Birinin bana yaklaştığını, yürüdüğüm yerde birinin olduğunu son ana dek fark edememiştim.

“Ne cehennemdesin sen?” diye soluyan bedene çevirdim gözlerimi. Cevap vermeyişime sinirleneceğini sanıyorken, tek yaptığı yüzüne çevirdiğim bakışlarımın en içini görür gibi beni izlemek oldu.

Özgün Kılıç bana karşı tahammülü yüksek bir adam değildi.

Asıl tahammülsüzün Özgür olduğunu düşünen, ilk bakışa aldanacak olanlara karşın asıl tepkili olan oydu hep. Mayıs ve Özgür arasında yaşanan, içine İshak Eraslan’ı katan her durumun şahidiydi. Kardeşinin canının yanmasına da canının yanışına bir şekilde sebep olanlara da tahammülü yoktu.
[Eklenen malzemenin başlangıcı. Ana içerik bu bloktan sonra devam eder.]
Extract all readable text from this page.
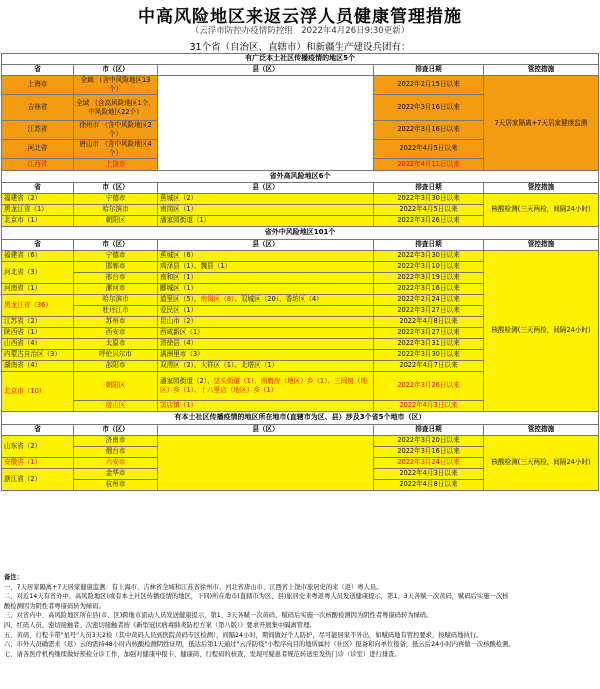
中高风险地区来返云浮人员健康管理措施
（云浮市防控办疫情防控组　2022年4月26日9:30更新）
31个省（自治区、直辖市）和新疆生产建设兵团有：
有广泛本土社区传播疫情的地区5个				
省	市（区）	县（区）	排查日期	管控措施
上海市	全域 （含中风险地区13个）		2022年2月15日以来	7天居家隔离+7天居家健康监测
吉林省	全域 （含高风险地区1个， 中风险地区22个）		2022年3月16日以来	
江苏省	徐州市 （含中风险地区2个）		2022年3月16日以来	
河北省	唐山市 （含中风险地区4个）		2022年4月5日以来	
江西省	上饶市		2022年4月11日以来	
省外高风险地区6个				
省	市（区）	县（区）	排查日期	管控措施
福建省（2）	宁德市	蕉城区（2）	2022年3月30日以来	核酸检测(三天两检，间隔24小时)
黑龙江省（1）	哈尔滨市	南岗区（1）	2022年4月5日以来	
北京市（1）	朝阳区	潘家园街道（1）	2022年3月26日以来	
省外中风险地区101个				
省	市（区）	县（区）	排查日期	管控措施
福建省（6）	宁德市	蕉城区（6）	2022年3月30日以来	核酸检测(三天两检，间隔24小时)
河北省（3）	邯郸市	鸡泽县（1）、魏县（1）	2022年3月10日以来	
	邢台市	南和区（1）	2022年3月19日以来	
河南省（1）	漯河市	郾城区（1）	2022年3月16日以来	
黑龙江省（36）	哈尔滨市	道里区（5）、南岗区（8）、双城区（20）、香坊区（4）	2022年2月24日以来	
	牡丹江市	爱民区（1）	2022年3月27日以来	
江苏省（2）	苏州市	昆山市（2）	2022年4月8日以来	
陕西省（1）	西安市	西咸新区（1）	2022年3月27日以来	
山西省（4）	太原市	清徐县（4）	2022年3月31日以来	
内蒙古自治区（3）	呼伦贝尔市	满洲里市（3）	2022年3月30日以来	
湖南省（4）	邵阳市	双清区（2）、大祥区（1）、北塔区（1）	2022年4月7日以来	
北京市（10）	朝阳区	潘家园街道（2）、垡头街道（1）、南磨房（地区）乡（1）、三间房（地区）乡（1）、十八里店（地区）乡（1）	2022年3月26日以来	
	房山区	窦店镇（1）	2022年4月3日以来	
有本土社区传播疫情的地区所在地市(直辖市为区、县）涉及3个省5个地市（区）				
省	市（区）	县（区）	排查日期	管控措施
山东省（2）	济南市		2022年3月20日以来	核酸检测(三天两检，间隔24小时)
	烟台市		2022年3月16日以来	
安徽省（1）	六安市		2022年3月24日以来	
浙江省（2）	金华市		2022年4月3日以来	
	杭州市		2022年4月8日以来	
备注：
一、7天居家隔离+7天居家健康监测：有上海市、吉林省全域和江苏省徐州市、河北省唐山市、江西省上饶市旅居史的来（返）粤人员。
二、对近14天有省外中、高风险地区(或有本土社区传播疫情的地区，下同)所在地市(直辖市为区、县)旅居史来粤返粤人员发送健康提示，第1、3天各赋一次黄码，赋码后实施一次核
酸检测因为阴性者粤康码转为绿码。
三、对省内中、高风险地区所在县(市、区)跨地市流动人员发送健康提示，第1、3天各赋一次黄码，赋码后实施一次核酸检测因为阴性者粤康码转为绿码。
四、红码人员、密切接触者、次密切接触者按《新型冠状病毒肺炎防控方案（第八版）》要求开展集中隔离管理。
五、黄码、行程卡带"星号"人员3天2检（其中黄码人员到医院黄码专区检测），间隔24小时，期间做好个人防护，尽可能居家不外出，如赋码地有管控要求，按赋码地执行。
六、市外人员确需来（返）云的需持48小时内核酸检测阴性证明，抵达后第1天通过"云浮防疫"小程序向目的地所属村（社区）报备和向单位报备，抵云后24小时内再做一次核酸检测。
七、请各医疗机构继续做好预检分诊工作，加强对健康申报卡、健康码、行程码的核查，发现可疑患者规范转送至发热门诊（诊室）进行排查。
Listede başı çeken isim İshak’tı. Onun ardında ise Mayıs ve ben diziliydik. Özgün, Mayıs’a karşı çok daha ılımlı ve sakinken duruma İshak karıştığı andan itibaren bu hakkı yitirmişti. Özgün kabuğuna çekilmiş, Özgür’ü bizden uzak durması için uyarmış ancak onun aşkının önüne geçemeyeceğini anladığında sadece uzaktan korumalık yapmaya başlamıştı.

Ta ki hayatımızdaki her taşı kaldırıp yeniden bambaşka yerlere koyacak olan, boyundan bin kat büyük değişimlere tek başına imza atan, derdi başından aşkın olsa da önceliklerine bizi de katmakta sakınca görmeyen taze bir Akdoğan sınırlarımıza katılana dek…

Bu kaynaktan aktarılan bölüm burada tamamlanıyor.